As far as Ruthie was concerned, there was nothing romantic about being Amish. She felt like a bird trapped in a cage, eager to break free and fly away. The only one who could understand how she felt was her father’s sister Ruth, for whom she was named. Her aunt Dok, an emergency room doctor at the local hospital, was everything she wanted to be. Dok led a purposeful, valuable, significant life. A non-Amish life.
“So . . . ,” Rose said, pulling Ruthie out of her muse of discontent, “will you ask your dad and Birdy? See if they’re comfortable with having a stranger in the house?”

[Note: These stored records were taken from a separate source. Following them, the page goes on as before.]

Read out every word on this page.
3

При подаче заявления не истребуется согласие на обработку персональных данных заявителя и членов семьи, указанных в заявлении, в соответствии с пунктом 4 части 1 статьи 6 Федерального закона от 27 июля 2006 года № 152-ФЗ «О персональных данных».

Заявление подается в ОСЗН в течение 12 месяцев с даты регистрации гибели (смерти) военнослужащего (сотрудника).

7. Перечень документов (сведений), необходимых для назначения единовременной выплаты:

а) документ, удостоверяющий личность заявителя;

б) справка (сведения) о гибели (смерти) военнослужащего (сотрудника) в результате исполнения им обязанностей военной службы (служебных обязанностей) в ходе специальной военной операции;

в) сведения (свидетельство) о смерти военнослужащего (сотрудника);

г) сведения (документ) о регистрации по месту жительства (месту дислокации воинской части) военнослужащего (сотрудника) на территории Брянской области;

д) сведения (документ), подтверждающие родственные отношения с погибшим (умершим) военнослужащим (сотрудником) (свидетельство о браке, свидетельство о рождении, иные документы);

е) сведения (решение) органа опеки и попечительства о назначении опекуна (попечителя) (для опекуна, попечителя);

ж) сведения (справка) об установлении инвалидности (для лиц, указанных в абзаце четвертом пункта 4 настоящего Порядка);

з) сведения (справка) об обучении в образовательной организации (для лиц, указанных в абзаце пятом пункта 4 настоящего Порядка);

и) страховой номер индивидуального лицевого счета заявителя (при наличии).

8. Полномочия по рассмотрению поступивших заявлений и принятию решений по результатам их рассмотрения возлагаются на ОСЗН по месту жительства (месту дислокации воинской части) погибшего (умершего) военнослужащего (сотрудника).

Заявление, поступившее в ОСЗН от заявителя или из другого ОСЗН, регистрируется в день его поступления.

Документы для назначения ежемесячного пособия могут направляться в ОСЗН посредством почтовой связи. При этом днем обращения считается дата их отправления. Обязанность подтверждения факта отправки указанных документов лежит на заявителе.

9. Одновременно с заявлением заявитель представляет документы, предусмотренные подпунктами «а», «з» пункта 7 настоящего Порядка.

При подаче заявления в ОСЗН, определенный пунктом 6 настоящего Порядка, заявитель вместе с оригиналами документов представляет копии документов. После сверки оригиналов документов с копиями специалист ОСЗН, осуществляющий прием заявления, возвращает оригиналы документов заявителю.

“I’m sure it’s no problem at all,” Ruthie hastened to say. “You know that Birdy thinks nobody’s a stranger once you know their name.”
Rose stood. “Tell Birdy that Patrick Kelly sounded . . . nice. Friendly. Not someone I would hesitate to host in my home, if we had the room for him.”
Unlike the bloody soon-to-be-murdered mobster whom Ruthie had let in. She was sure that’s what Rose was thinking but was too kind to say.